Этот год (Свиньи, между прочим) дался мне нелегко. Расстался с женой, пришлось ликвидировать бизнес, а тут еще, откуда ни возьмись.
— Вяземский. Возник он в июле, в мрачноватом подвальчике под зеленой вывеской «Тень-брень», стилизованном под старинный трактир. В этом заведении — с расторопными половыми, с достоевщиной — я более-менее регулярно ужинал. Не то чтобы мне обстановка портерной нравилась, не привлекало оно ни изысканностью, ни дешевизной яств, просто расположено было удобно, между моим домом и платной стоянкой, где я привык оставлять автомобиль. Он просто пересел за мой столик, едва я отпустил официанта, сделав заказ.
— Привет, — сказал он, рассчитывая, что я его без труда узнаю, хотя со времени последней встречи прошло восемнадцать… нет, девятнадцать лет. Его невыразительная внешность не бросалась в глаза, лицо было и осталось блеклым — словно сняли его с остывших матриц — но я узнал: невысокий, худощавый, несколько конопатый, безалаберный Вяз. Естественно, я был ему рад. Со школы не виделись. К тому, что выставил на стол половой, я попросил донести полграфина водки. От еды Вяз отказался: сыт. Но время от времени его рука ныряла в пакет с чипсами. Поначалу мне было интересно знать: что, как у него сложилось? Чем полон? Пуст? Однако уже через десять минут мы выложили о себе главное. Я спросил об общих знакомых. Или он первый спросил, не помню уже. Мы сообщили друг другу всё, что о них знали. К водке он не притронулся. Литровый графин так и остался наполовину полн.
— А Химик, знаешь, сидит, — сказал он, когда я уже думал, что тема общих знакомых исчерпала себя. В том, что кто-то из наших подсел, не было ничего удивительного.
Многие из моих сверстников отмотали срока. Этот параграф в своей биографии каждый третий имел. Время было такое. Да и сейчас поводов хоть отбавляй. Но тогда было больше. Химик же в моих друзьях не числился, и если бы Вяз про него не упомянул, я бы — тем более. Я и фамилии-то его не знал, и помнил только, что тогда, в юности, он был высок, худ, более чем заметно сутулился — отчетливая черта, отличавшая его от прочих, почему и кличка у него была — Погнутый — с удареньем на у. Хотя чаще звали, конечно, Химиком.
— За что? — рассеянно спросил я.
— За химию. И рассказал. Погнутый действительно оказался выдающимся химиком, и кое-какие заслуги его в этой области коллегами были отмечены. Но видно амбиции его этим не ограничивались, он и коммерческое что-то предпринимал, успешно синтезируя нечто наркотическое, и однажды им заинтересовались люди, стоящие по одну, а потом и по другую сторону криминальной черты. По некоторым признакам я заключил, что Вяз подобрался к главному.

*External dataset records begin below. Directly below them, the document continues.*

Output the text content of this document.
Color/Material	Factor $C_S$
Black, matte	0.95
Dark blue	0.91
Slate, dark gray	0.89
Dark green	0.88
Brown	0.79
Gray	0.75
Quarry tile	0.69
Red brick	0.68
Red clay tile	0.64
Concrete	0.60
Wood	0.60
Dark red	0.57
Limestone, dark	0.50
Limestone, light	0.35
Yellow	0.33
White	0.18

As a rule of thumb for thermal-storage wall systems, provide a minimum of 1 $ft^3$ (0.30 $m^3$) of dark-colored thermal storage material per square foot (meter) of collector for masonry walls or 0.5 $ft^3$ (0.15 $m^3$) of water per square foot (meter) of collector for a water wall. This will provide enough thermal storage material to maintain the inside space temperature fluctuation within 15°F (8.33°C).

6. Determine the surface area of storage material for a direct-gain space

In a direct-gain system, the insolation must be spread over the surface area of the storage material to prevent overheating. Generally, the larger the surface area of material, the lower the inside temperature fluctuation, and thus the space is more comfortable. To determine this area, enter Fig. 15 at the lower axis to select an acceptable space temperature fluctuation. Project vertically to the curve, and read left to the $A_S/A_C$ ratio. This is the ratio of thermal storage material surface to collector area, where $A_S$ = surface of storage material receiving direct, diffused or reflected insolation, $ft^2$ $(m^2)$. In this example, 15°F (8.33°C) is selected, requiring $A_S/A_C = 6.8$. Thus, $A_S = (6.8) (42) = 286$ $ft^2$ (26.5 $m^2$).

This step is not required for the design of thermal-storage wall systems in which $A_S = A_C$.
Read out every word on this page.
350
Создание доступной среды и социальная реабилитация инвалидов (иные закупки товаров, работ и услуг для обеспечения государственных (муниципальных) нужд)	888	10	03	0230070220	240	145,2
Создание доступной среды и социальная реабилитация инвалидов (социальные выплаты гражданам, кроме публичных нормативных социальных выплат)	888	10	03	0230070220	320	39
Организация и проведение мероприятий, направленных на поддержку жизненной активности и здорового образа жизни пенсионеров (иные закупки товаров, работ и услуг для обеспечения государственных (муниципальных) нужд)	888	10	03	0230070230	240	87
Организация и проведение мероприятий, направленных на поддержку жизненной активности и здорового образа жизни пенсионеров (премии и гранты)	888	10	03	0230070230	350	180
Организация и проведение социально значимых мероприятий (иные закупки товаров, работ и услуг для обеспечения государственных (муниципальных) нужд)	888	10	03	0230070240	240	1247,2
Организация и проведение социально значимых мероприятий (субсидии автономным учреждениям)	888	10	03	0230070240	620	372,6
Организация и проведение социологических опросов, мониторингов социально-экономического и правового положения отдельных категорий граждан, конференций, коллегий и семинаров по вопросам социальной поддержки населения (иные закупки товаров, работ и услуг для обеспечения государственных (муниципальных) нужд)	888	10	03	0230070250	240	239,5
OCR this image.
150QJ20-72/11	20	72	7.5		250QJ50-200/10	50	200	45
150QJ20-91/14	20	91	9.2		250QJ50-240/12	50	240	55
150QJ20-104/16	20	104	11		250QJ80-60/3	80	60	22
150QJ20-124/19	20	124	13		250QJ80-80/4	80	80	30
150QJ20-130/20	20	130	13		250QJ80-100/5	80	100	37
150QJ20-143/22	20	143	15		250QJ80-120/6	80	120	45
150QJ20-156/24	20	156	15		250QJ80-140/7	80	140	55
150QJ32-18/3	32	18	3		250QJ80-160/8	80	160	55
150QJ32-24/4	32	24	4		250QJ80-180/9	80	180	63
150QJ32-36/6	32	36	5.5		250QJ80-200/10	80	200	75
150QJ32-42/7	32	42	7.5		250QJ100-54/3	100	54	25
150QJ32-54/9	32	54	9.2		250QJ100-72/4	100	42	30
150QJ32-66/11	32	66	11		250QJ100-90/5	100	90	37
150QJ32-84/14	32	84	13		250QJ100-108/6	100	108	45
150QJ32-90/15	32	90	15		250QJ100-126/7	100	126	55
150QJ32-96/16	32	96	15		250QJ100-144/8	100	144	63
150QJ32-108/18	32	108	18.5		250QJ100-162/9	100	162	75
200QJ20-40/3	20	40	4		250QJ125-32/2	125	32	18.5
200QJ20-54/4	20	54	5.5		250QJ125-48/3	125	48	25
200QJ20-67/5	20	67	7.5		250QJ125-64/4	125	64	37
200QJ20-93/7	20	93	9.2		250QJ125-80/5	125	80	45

— Он тут кое-что пристроить просил.
— Пас, — твердо сказал я.
— Нет, не то, что ты думаешь, — спохватился Вяз. — Он этот реактив случайно открыл. Дал мне немного на пробу. В качестве рекламной акции, так сказать. Сам он не может в дело его пустить.
Нельзя высовываться. Да и долго не высунется теперь: восемь лет дали. У него припрятано в разных местах малыми порциями. Я его навестил, и одно из мест он мне указал. Ты даже не хочешь спросить, что собой реактив представляет?
— Порошок белого цвета?
— Откуда ты… Да нет же, — спохватился он. — Я же тебе говорю, это не наркотик, а нечто совершенно иное.
— Так ты с этого и начни.
— Вернее, можно его и наркотиком счесть. Но для предметов. Для неодушевленных вещей, — уточнил он в ответ на мое недоумение. — Химик считает, что любая материя содержит некую информацию. Что их структура прямо таки деформирована информацией. Что предметы знают буквально все, что с ними и вокруг них когда-то произошло. Его препарат, образно говоря, взламывает глубинную память вещей, как наркотик взламывает подсознание. Извлекает события на Божий свет.
Воспроизводит их.
— И как же это проявляется? — не поверил я.
— В видениях. Я обвел взглядом трактир. Его интерьер можно было принять за видение. Серые стены. Грубые тяжелые стулья, столы. Персонал, выряженный согласно представлениям хозяина об ушедшей эпохе. Я на мгновенье ощутил себя бомбистом, затевающим заговор против царя.
Собираются русские мальчики, затевают, осуществляют затеянное.
Мальчиками нас назвать было трудно, ибо оба выглядели согласно своему биологическому возрасту, то есть на 36 лет. Я недавно прикрыл дело, маленький консервный цех, продал его. И теперь искал, куда вложить деньги. Но Вязу я не поверил. Фантазером он был всегда. Визионером. И еще — хвастуном.